Phosphorycholine (PC) is zwitterionic i.e. has a positive and negative charge on the same molecule but is overall electrochemically neutral. This confers the PC group with high polarity and consequently a natural affinity for water. As a result, materials that incorporate the PC group are surrounded by molecular layers of water that effectively mask the substrate to which it is applied, providing a biological “non-stick” surface that resists protein and cell adhesion.

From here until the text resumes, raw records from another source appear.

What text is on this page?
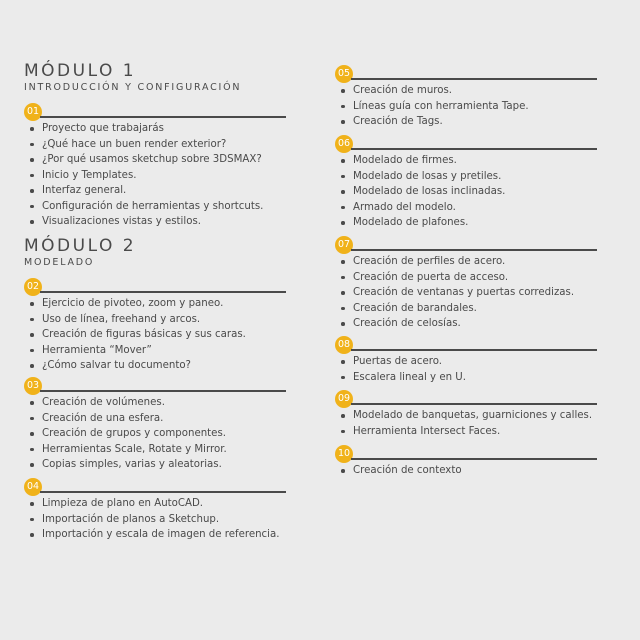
MÓDULO 1
INTRODUCCIÓN Y CONFIGURACIÓN
01
Proyecto que trabajarás
¿Qué hace un buen render exterior?
¿Por qué usamos sketchup sobre 3DSMAX?
Inicio y Templates.
Interfaz general.
Configuración de herramientas y shortcuts.
Visualizaciones vistas y estilos.
MÓDULO 2
MODELADO
02
Ejercicio de pivoteo, zoom y paneo.
Uso de línea, freehand y arcos.
Creación de figuras básicas y sus caras.
Herramienta “Mover”
¿Cómo salvar tu documento?
03
Creación de volúmenes.
Creación de una esfera.
Creación de grupos y componentes.
Herramientas Scale, Rotate y Mirror.
Copias simples, varias y aleatorias.
04
Limpieza de plano en AutoCAD.
Importación de planos a Sketchup.
Importación y escala de imagen de referencia.
05
Creación de muros.
Líneas guía con herramienta Tape.
Creación de Tags.
06
Modelado de firmes.
Modelado de losas y pretiles.
Modelado de losas inclinadas.
Armado del modelo.
Modelado de plafones.
07
Creación de perfiles de acero.
Creación de puerta de acceso.
Creación de ventanas y puertas corredizas.
Creación de barandales.
Creación de celosías.
08
Puertas de acero.
Escalera lineal y en U.
09
Modelado de banquetas, guarniciones y calles.
Herramienta Intersect Faces.
10
Creación de contexto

PC biomaterials have been used to successfully coat the following substrates:
- Metals, including stainless steel, nitinol, titanium, gold, platinum
- Rubbers, including silicone, latex, butyl
- Plastics, including:
- Polyethylene terephthalate
- Glasses and ceramics
- Tooth enamel and other tissues
Invariably when a foreign material is placed in the body, it immediately begins to "reject" the material through the deposition of lipids and proteins, which denature, adopting active conformations and encouraging the adhesion of cells from the surrounding environment. These cells may then promote further fouling of the surface. For instance, when blood contacts a foreign material, the clotting cascade is initiated. Plasma proteins become irreversibly bound to the surface, and this is followed by platelet adhesion and activation, leading to the release of additional activating factors and eventually the formation of blood clots, or thrombi. By inhibiting the initial adsorption of proteins, PC materials provide an inert, non-thrombogenic surface. When used as a coating on a medical device the improved hemocompatibility can significantly suppress the usual response of the body to a foreign material. An appreciation of this property may be seen in clinical research work reporting a favourable effect on platelets and lower blood losses during cardiopulmonary bypass surgery. [De SF, Van BY, Caes F, et al (2002) Perfusion 17(1):39-44.] In addition, when used as a coating on coronary guide-wires, it was found that PC aids in the prevention of thrombus formation on the guide wire tip during short term clinical use. [Gobeil, F. et al (2002) Canadian J. Cardiology 18(3): 263-269.]
Suppression of protein fouling can also lead to significant reductions in the adhesion of bacterial cells and to reduced giant cell adhesion and activation.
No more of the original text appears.